A March issue of Crain’s Detroit Business tells a tragic but ultimately optimistic story about a 6-foot, 6-inch high school senior, a burly 17-year-old who until recently could not read.
I mean, he could not read. He could not read street signs.
The article says Elijah Craft is dyslexic, but after working with a tutor through the nonprofit Beyond Basics, the young man has improved tremendously.
Craft may have a future because of the intervention of that nonprofit. But the larger issue is that many of Detroit’s schoolchildren–and many black schoolchildren throughout the nation–cannot read. And not all are dyslexic.
Disparities
The Brookings Institute has highlighted seven areas of racial disparity in education that negatively affect the vast majority of black American children:
- School readiness gaps are improving, but not for black children.
- Misbehavior in school can pay off for white students, but not for black students.
- Teacher-student racial mismatch harms black students.
- White and Asian students are more likely to be exposed to advanced classes.
- Gaps remain in high school completion rates.

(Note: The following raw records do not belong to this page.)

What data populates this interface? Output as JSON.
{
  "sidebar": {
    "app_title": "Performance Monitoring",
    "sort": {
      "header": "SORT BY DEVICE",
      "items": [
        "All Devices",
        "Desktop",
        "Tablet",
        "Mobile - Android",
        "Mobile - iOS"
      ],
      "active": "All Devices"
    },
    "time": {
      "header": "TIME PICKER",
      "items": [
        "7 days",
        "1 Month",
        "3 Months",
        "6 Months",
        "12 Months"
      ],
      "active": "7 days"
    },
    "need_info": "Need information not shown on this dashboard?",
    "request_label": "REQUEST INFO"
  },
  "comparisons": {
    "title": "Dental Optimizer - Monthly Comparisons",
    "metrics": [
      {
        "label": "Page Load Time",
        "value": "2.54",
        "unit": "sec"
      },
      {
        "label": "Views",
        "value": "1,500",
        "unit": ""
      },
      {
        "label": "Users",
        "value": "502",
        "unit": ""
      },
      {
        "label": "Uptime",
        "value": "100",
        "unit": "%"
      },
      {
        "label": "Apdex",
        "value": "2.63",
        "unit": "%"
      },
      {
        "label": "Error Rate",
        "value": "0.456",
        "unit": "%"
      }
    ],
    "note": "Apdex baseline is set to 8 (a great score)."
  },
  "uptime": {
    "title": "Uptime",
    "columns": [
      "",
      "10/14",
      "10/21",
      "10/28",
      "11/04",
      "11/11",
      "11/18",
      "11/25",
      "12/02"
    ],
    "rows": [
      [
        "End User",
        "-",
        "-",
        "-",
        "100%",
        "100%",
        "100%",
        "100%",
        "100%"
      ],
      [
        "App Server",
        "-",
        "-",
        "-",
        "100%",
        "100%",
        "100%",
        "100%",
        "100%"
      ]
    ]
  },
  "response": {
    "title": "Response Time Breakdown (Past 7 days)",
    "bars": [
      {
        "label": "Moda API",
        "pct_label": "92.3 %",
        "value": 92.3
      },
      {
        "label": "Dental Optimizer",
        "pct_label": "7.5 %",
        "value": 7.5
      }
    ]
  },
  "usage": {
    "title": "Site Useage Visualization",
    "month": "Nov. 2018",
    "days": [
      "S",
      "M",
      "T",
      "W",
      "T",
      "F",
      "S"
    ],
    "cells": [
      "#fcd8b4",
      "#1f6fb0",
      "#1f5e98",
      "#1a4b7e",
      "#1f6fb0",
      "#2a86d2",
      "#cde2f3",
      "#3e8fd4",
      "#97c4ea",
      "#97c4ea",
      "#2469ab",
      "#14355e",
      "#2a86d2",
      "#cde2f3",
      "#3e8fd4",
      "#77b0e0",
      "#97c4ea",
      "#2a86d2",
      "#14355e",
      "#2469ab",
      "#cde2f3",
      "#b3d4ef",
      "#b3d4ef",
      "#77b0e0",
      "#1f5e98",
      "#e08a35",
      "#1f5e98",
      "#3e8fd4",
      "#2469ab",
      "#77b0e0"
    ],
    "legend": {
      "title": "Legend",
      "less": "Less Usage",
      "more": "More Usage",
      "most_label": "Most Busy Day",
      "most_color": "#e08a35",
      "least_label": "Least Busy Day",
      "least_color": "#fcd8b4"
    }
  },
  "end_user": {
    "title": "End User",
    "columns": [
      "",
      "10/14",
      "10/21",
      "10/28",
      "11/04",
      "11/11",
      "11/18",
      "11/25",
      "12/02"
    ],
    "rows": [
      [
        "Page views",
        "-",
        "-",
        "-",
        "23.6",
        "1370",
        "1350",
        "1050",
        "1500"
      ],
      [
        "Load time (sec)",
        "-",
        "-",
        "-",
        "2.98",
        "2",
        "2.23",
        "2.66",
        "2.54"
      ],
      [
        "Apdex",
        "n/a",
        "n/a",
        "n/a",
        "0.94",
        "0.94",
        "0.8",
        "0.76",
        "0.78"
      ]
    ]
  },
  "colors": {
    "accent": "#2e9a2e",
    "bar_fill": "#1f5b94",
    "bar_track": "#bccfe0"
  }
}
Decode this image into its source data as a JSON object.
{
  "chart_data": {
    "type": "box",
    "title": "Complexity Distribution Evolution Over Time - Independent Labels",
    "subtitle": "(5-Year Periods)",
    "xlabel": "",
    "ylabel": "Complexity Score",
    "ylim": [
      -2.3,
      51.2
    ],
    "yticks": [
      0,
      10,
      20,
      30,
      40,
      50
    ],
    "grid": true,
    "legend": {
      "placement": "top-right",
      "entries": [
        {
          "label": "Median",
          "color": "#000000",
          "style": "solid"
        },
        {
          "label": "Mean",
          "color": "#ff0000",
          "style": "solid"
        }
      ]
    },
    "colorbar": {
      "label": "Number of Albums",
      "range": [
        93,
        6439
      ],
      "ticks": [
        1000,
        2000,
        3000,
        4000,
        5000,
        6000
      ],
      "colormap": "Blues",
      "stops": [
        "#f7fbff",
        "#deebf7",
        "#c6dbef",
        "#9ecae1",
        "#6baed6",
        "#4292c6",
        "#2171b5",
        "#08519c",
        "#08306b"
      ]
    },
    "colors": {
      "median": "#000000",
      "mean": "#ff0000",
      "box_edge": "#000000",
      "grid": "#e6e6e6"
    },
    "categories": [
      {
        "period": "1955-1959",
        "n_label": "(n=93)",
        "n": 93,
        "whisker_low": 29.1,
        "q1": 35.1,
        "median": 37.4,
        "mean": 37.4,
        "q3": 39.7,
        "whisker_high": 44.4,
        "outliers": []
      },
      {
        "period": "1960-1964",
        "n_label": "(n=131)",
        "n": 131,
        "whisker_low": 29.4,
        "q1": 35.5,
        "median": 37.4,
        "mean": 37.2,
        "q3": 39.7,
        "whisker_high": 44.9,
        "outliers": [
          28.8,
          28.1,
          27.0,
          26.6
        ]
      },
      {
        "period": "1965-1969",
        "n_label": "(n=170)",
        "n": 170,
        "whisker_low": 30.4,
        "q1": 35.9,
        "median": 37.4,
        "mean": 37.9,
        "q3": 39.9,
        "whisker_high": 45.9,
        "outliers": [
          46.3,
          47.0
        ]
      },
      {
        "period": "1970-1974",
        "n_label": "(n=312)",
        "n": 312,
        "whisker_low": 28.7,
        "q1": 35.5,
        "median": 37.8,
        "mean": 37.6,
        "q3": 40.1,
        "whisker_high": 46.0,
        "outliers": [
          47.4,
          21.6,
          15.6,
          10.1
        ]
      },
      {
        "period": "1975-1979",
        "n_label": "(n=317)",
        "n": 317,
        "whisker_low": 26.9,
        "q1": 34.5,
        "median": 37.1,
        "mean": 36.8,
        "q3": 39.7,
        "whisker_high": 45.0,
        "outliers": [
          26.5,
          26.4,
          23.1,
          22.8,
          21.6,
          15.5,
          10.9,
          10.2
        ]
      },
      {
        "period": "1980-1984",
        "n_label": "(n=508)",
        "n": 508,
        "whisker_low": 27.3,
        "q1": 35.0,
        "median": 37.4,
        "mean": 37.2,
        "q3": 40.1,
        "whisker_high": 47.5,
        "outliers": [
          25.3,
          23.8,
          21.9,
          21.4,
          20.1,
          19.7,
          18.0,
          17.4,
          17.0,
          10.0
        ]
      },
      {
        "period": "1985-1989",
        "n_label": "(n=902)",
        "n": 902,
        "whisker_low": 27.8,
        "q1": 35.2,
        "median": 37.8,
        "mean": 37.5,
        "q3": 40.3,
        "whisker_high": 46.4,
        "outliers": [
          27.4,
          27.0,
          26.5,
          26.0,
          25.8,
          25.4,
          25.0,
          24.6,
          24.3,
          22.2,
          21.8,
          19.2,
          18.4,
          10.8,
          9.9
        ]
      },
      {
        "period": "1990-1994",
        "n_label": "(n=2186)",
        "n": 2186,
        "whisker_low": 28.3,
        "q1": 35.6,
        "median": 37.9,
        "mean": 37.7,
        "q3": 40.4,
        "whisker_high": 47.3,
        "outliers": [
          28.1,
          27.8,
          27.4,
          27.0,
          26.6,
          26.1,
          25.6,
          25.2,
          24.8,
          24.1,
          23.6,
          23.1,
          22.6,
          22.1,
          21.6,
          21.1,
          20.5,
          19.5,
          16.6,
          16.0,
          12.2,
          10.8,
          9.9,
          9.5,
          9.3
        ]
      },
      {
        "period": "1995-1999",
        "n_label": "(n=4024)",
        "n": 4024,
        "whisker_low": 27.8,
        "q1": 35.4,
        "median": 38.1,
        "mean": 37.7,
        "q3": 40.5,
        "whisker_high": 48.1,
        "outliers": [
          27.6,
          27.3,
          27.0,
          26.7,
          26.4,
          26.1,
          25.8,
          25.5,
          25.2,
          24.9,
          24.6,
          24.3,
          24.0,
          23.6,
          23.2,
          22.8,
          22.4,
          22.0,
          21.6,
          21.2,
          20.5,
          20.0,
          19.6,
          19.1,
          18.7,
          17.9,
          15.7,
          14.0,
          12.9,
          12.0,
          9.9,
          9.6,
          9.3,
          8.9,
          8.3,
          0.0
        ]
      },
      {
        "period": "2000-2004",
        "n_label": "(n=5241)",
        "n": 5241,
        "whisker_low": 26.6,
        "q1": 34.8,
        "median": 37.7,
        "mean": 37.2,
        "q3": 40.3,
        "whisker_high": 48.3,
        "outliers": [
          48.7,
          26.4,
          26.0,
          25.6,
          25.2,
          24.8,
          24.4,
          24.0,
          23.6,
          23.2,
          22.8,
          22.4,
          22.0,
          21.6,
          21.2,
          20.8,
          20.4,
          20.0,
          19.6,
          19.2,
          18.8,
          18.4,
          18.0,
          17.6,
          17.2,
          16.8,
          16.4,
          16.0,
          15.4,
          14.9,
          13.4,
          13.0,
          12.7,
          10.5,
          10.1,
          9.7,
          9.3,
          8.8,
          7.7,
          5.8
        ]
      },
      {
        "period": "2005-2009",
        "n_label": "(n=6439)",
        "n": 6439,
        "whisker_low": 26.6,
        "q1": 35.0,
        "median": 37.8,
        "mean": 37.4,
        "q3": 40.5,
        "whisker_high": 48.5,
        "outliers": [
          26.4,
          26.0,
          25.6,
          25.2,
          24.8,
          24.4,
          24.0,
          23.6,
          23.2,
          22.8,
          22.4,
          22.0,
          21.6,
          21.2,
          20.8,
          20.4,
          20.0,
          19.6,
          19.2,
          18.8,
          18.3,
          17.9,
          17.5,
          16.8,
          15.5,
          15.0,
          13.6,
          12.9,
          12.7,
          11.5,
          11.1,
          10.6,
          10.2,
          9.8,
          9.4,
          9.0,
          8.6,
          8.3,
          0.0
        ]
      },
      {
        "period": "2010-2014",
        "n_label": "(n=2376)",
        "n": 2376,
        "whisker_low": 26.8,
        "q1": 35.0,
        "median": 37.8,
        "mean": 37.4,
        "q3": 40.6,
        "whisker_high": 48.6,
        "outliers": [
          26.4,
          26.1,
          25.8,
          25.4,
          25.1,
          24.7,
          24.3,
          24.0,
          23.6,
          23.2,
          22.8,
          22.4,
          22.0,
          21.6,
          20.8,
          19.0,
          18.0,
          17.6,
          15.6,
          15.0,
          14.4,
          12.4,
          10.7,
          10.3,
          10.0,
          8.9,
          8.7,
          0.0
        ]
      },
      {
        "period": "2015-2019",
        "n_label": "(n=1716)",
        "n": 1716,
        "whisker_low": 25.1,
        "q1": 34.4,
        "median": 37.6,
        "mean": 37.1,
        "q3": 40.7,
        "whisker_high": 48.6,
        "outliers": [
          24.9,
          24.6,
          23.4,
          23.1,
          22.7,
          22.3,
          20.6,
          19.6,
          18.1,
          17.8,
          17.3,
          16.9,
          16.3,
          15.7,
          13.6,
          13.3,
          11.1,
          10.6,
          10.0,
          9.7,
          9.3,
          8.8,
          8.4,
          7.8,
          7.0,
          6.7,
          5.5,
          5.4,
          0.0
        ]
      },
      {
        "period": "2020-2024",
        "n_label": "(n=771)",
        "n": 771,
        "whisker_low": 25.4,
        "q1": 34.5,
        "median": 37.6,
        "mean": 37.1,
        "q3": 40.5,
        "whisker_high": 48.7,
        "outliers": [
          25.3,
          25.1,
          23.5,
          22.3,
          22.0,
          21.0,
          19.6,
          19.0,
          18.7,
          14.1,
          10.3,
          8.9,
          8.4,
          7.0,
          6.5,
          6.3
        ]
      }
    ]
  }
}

- College enrollment rates are similar, but not rates of college completion.
- Black and white students do not attend colleges of equal quality (in terms of alumni earnings).
Here’s an excerpt from the Brookings article below.
School readiness gaps are improving, except for black kids
As Richard Reeves details, a 2015 paper by Sean Reardon and Ximena Portilla demonstrates that inequality in school readiness–in terms of math, reading, and behavior–declined quite significantly between 1998 and 2010, but that progress in terms of closing race gaps was uneven. While Hispanic-white differentials in school readiness have narrowed, the black-white gap has shown much less movement, and that movement is not statistically distinguishable from zero.
Misbehavior in school can pay off for white, but not black students
On the Chalkboard, Nicholas Papageorge summarizes his research that finds some non-cognitive skills that manifest as childhood misbehavior in the classroom, such as aggression, are also predictive of higher earnings later in life. He finds, however, that this benefit is limited to children who do not come from low-income families. And preliminary evidence shows that for the same levels of externalizing behaviors, African American children face higher earnings penalties than white children.